Eminent domain law leads to heated exchange between Donald Trump, Jeb Bush

There was a presidential debate on Saturday night? For those that didn’t go out for a lovely dinner with their spouse or spend time at home with the family watching movies, the Republicans provided voters with another entertaining escapade. But one of the most exciting parts came during a discussion on eminent domain.

Donald Trump, the GOP frontrunner who will likely win the New Hampshire primary Monday, was asked about eminent domain. Trump has been a vocal advocate of the controversial policy (SEE: Donald Trump says eminent domain is ‘a wonderful thing’). He defended his position that it helps society in terms of new roads, infrastructure, schools and so on. Trump added that the property owners are compensated very well. (Obviously he needs to read some Walter Block.)

Of course, it was noted by Jeb Bush, the fledgling establishment ex-governor, that it was for a private limousine parking lot. Should Bush condemn Trump for eminent domain? Of course not! It’s one of the revenue streams the Bush family acquired their wealth from.

Here’s a story from Texas reporter Robert Brice in May of 1997:

“In April of 1991, the Rangers shepherded through the Legislature a bill [that] would create the Arlington Sports Facilities Development Authority, a quasi-governmental entity endowed with the power of eminent domain. Shortly after the bill was signed into law by former Governor Ann Richards, three parcels of land located near the stadium, nearly thirteen acres in all, were condemned by the ASFDA. The land was owned by … the heirs of television magnate Curtis Mathes.Among court documents is an unsigned Rangers memo by a team representative, discussing the history of the Mathes tracts. The representative notes that in his first contact with the Mathes family concerning the land, on November 6, 1990, “I was not well received.” The memo goes on to say that the ASFDA’s appraiser assigned the land a value of $3.16 per square foot, for a total value of $1.515 million. “An offer was made by the Authority at this price. This offer was rejected & the Sellers countered with $2,835,000.00 for all three tracts, i.e.: $5.31 p.s.f.” In mid-December, the ASFDA offered the Mathes heirs just $817,220 for the three tracts, far below even what the ASFDA’s first appraiser had suggested. The Mathes family refused to sell, and the ASFDA seized the land through eminent domain.

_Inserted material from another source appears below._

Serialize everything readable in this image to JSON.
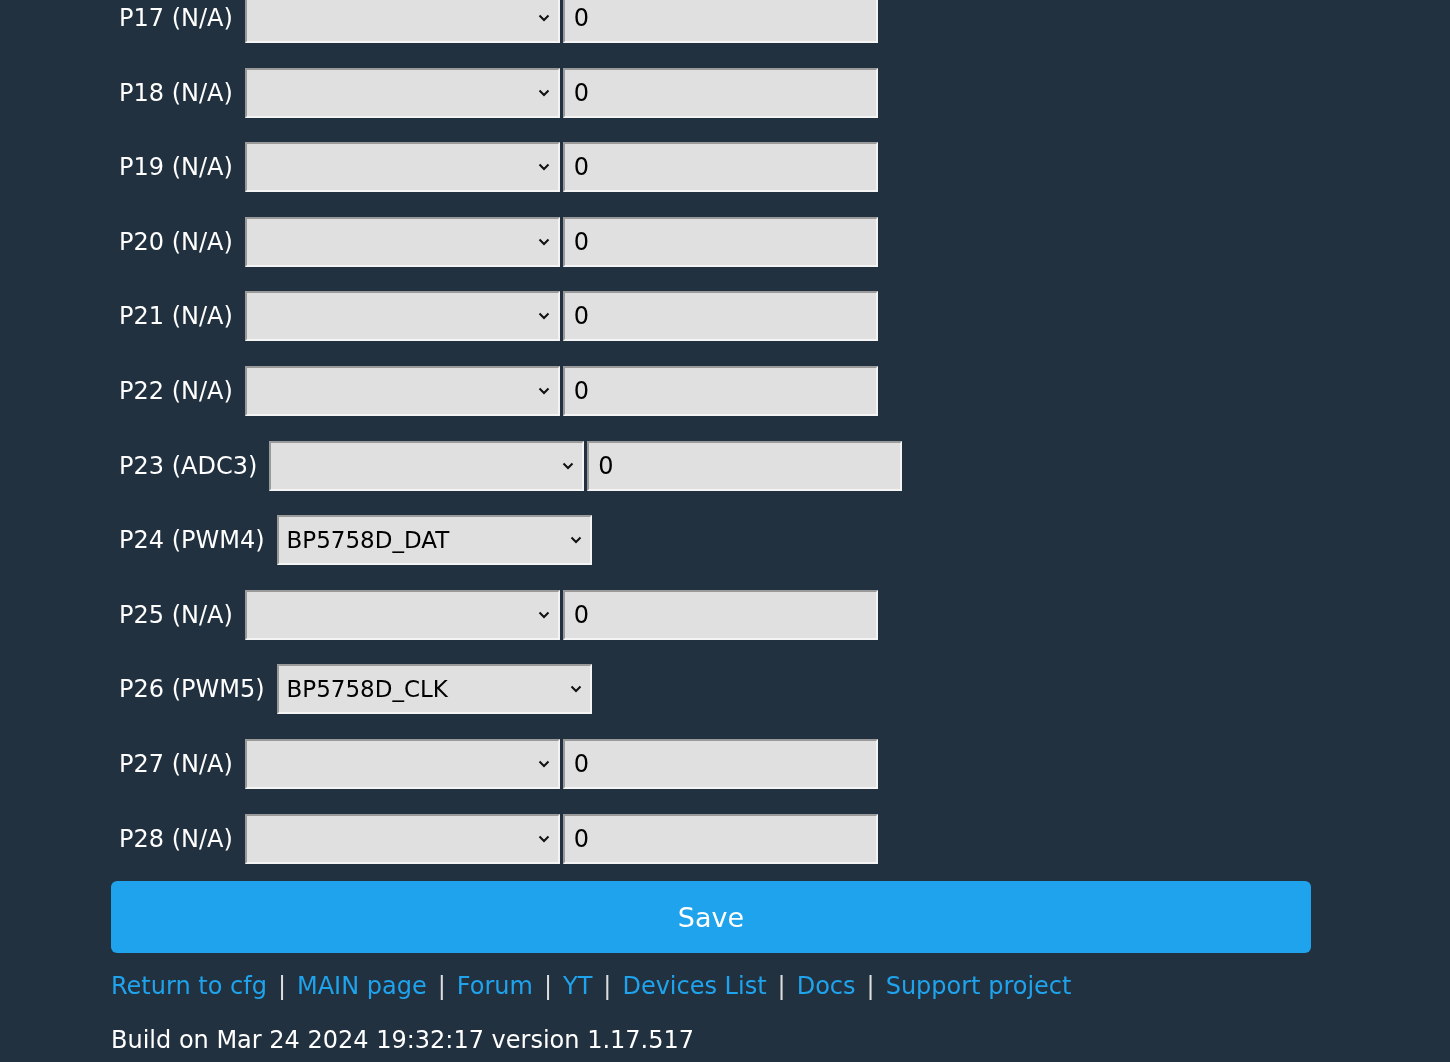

Glenn Sodd, a Corsicana attorney who represents the Mathes family, says he has found little evidence that Bush was directly involved in the decisions to condemn the property for the stadium. But he adds, “What happened to my folks was pretty audacious. It was the first time in Texas history that the power of eminent domain has been used to assist a private organization like a baseball team.”

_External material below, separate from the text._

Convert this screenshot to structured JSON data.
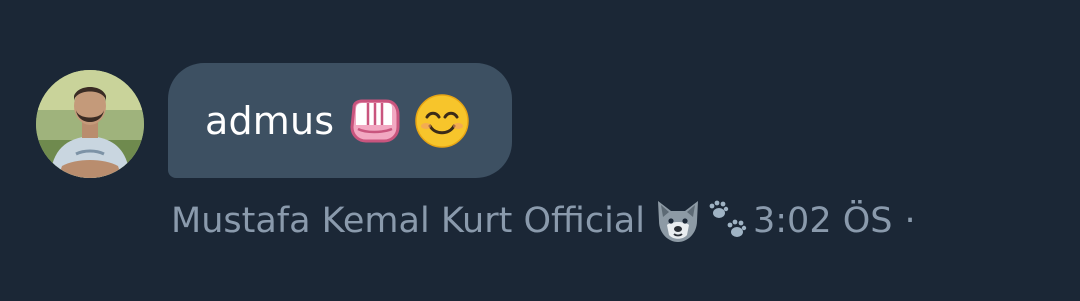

[In May 1996], a Tarrant County jury found that the sports authority’s offer of $817,220 for the Mathes property was too low, and it awarded the Mathes heirs $4.98 million, plus accumulated interest. For the past year, the city of Arlington and the Rangers have been arguing over who will pay the tab.”

Anyway, the two then got into a heated exchange over the matter, which can be seen in the embedded video below.

Trump was pretty much booed out of the building on the subject matter and for his uncouth behavior. He then accused the audience of being campaign donors and special interests. Trump went into a brief tangent about how he’s self-funding his campaign and doesn’t rely on their money. He ended off the segment telling Bush that the Keystone XL pipeline is a private job utilizing eminent domain laws.

Oh, and for those of you interested in Block’s criticism of eminent domain, here you go:

“Eminent domain is totally and completely inconsistent with free enterprise and libertarianism. It amounts to no more and no less than land theft,” he said.

“Road privatization would help everyone, except for bureaucrats, politicians, “civil servants” employed by present statist road managers, etc. I claim that the cost of street use would decrease. See the “rule of two” mentioned above. Congestion problems would decrease, as peak-load pricing (charging more during rush hours than at 3 a.m., which irons out the variations in demand during the day) would become the order of the day. Right now, the government engages in anti-peak-load pricing, which exacerbates the problem. They commonly sell monthly tickets to bridges, tunnels, etc., at a cheaper price per trip than otherwise. But who uses such tickets? Employees, not casual shoppers, visitors. And when do they use these tickets? Precisely during rush hours.”